= Scheduling analysis real-time systems =

Analysis and testing of scheduler systems

The term scheduling analysis in real-time computing includes the analysis and testing of the scheduler system and the algorithms used in real-time applications. In computer science, real-time scheduling analysis is the evaluation, testing and verification of the scheduling system and the algorithms used in real-time operations. For critical operations, a real-time system must be tested and verified for performance.

A real-time scheduling system is composed of the scheduler, clock and the processing hardware elements. In a real-time system, a process or task has schedulability; tasks are accepted by a real-time system and completed as specified by the task deadline depending on the characteristic of the scheduling algorithm. Modeling and evaluation of a real-time scheduling system concern is on the analysis of the algorithm capability to meet a process deadline. A deadline is defined as the time required for a task to be processed.

For example, in a real-time scheduling algorithm a deadline could be set to five nano-seconds. In a critical operation the task must be processed in the time specified by the deadline (i.e. five nano-seconds). A task in a real-time system must be completed "neither too early nor too late;..". A system is said to be unschedulable when tasks can not meet the specified deadlines. A task can be classified as either a periodic or aperiodic process.

== Classifications ==

The criteria of a real-time can be classified as hard, firm or soft. The scheduler set the algorithms for executing tasks according to a specified order. There are multiple mathematical models to represent a scheduling System, most implementations of real-time scheduling algorithm are modeled for the implementation of uniprocessors or multiprocessors configurations. The more challenging scheduling algorithm is found in multiprocessors, it is not always feasible to implement a uniprocessor scheduling algorithm in a multiprocessor. The algorithms used in scheduling analysis "can be classified as pre-emptive or non-pre-emptive".

A scheduling algorithm defines how tasks are processed by the scheduling system. In general terms, in the algorithm for a real-time scheduling system, each task is assigned a description, deadline and an identifier (indicating priority). The selected scheduling algorithm determines how priorities are assigned to a particular task. A real-time scheduling algorithm can be classified as static or dynamic. For a static scheduler, task priorities are determined before the system runs. A dynamic scheduler determines task priorities as it runs.
Tasks are accepted by the hardware elements in a real-time scheduling system from the computing environment and processed in real-time. An output signal indicates the processing status. A task deadline indicates the time set to complete for each task.

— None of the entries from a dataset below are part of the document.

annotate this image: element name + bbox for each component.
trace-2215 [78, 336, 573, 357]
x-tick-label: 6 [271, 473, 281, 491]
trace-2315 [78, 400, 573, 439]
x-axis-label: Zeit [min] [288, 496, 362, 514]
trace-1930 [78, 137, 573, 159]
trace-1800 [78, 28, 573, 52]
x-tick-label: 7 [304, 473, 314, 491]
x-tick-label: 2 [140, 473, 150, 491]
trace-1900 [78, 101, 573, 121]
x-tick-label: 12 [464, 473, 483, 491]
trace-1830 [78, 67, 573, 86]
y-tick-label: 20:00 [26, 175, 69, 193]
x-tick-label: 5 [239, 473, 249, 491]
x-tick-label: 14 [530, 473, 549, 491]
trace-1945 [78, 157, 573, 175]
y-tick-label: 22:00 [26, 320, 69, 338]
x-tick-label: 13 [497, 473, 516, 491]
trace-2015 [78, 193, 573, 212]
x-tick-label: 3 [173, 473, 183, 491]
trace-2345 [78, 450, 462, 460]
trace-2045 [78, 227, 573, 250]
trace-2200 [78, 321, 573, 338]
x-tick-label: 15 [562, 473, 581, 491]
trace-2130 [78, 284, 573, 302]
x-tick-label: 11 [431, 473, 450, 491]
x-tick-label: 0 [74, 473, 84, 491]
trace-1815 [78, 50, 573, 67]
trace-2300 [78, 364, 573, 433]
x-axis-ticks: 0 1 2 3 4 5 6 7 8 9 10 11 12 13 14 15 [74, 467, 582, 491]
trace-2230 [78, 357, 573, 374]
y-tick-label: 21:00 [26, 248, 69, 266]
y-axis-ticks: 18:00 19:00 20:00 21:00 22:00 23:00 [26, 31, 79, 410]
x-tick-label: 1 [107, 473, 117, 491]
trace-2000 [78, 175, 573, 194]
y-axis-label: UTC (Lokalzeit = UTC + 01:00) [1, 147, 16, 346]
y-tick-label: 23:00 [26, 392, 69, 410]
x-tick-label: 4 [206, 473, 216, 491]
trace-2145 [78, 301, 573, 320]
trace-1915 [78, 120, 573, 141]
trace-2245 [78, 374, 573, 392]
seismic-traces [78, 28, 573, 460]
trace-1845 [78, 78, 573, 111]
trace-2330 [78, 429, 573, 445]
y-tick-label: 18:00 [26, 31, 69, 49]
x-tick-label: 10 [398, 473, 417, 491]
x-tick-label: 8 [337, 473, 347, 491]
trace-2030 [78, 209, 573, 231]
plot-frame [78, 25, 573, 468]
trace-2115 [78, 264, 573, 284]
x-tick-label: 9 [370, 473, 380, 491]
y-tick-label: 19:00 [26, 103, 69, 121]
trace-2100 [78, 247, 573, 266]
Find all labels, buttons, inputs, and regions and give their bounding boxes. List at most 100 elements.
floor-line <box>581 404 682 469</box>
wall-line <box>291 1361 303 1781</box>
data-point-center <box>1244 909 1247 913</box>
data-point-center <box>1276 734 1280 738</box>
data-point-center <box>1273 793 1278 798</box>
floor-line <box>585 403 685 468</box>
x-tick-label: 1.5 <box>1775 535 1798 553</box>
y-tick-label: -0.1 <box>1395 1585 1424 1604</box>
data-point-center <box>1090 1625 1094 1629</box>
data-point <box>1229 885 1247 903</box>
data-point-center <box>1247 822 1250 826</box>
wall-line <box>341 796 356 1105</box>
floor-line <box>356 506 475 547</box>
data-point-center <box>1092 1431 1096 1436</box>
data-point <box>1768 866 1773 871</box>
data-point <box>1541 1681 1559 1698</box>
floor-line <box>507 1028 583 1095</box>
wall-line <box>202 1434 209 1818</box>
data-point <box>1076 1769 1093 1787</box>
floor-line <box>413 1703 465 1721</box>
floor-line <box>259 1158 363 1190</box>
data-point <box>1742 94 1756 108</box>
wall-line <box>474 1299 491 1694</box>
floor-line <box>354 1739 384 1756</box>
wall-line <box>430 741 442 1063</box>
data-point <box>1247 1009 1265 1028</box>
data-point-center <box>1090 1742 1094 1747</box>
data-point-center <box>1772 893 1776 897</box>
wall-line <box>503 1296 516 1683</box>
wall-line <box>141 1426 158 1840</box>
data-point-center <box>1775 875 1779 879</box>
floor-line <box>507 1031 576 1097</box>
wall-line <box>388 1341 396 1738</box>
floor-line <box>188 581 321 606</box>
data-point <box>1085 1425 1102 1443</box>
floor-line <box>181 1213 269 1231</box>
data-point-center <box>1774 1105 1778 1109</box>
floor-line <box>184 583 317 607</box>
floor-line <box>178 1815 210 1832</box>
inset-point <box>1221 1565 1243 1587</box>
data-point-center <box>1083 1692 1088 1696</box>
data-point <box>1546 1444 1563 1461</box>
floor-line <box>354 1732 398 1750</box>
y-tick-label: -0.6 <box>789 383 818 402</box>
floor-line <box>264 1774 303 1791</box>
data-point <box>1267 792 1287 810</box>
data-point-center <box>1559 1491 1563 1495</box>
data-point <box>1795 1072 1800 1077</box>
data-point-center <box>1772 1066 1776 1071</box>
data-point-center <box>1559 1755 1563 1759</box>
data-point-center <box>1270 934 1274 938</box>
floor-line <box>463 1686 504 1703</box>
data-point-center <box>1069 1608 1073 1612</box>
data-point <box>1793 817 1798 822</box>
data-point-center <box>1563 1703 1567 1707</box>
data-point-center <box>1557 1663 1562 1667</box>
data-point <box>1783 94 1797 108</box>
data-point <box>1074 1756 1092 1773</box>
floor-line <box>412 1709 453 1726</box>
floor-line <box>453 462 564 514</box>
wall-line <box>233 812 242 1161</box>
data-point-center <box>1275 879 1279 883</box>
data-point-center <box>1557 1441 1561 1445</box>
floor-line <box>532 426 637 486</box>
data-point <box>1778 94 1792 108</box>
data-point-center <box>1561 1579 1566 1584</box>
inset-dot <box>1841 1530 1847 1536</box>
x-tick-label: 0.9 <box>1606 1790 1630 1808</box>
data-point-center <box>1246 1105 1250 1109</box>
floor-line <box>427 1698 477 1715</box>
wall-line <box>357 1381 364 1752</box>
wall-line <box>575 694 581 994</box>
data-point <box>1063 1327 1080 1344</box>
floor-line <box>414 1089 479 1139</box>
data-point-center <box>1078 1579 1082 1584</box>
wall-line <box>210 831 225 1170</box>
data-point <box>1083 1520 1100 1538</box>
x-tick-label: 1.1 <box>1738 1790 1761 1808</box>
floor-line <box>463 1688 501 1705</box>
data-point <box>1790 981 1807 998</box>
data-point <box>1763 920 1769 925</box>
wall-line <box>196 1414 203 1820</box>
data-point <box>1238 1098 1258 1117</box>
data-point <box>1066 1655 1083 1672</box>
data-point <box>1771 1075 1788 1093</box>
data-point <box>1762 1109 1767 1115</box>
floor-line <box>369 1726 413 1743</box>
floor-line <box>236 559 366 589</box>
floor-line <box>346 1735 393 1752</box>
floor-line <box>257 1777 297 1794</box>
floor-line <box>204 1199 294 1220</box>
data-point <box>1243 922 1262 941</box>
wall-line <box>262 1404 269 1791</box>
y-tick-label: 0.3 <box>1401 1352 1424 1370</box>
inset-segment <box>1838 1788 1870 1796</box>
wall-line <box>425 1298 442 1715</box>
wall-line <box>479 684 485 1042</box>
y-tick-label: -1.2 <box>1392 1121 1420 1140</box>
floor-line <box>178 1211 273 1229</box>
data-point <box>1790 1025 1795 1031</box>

It is not always possible to meet the required deadline; hence further verification of the scheduling algorithm must be conducted. Two different models can be implemented using a dynamic scheduling algorithm; a task deadline can be assigned according to the task priority (earliest deadline) or a completion time for each task is assigned by subtracting the processing time from the deadline (least laxity). Deadlines and the required task execution time must be understood in advance to ensure the effective use of the processing elements execution times.

== Testing and verification ==

The performance verification and execution of a real-time scheduling algorithm is performed by the analysis of the algorithm execution times. Verification for the performance of a real-time scheduler will require testing the scheduling algorithm under different test scenarios including the worst-case execution time. These testing scenarios include worst case and unfavorable cases to assess the algorithm performance. The time calculations required for the analysis of scheduling systems require evaluating the algorithm at the code level.

Different methods can be applied to testing a scheduling System in a real-time system. Some methods include: input/output verifications and code analysis. One method is by testing each input condition and performing observations of the outputs. Depending on the number of inputs this approach could result in a lot of effort. Another faster and more economical method is a risk based approach where representative critical inputs are selected for testing. This method is more economical but could result in less than optimal conclusions over the validity of the system if the incorrect approach is used. Retesting requirements after changes to the scheduling System are considered in a case by case basis.

Testing and verification of real-time systems should not be limited to input/output and codes verifications but are performed also in running applications using intrusive or non-intrusive methods.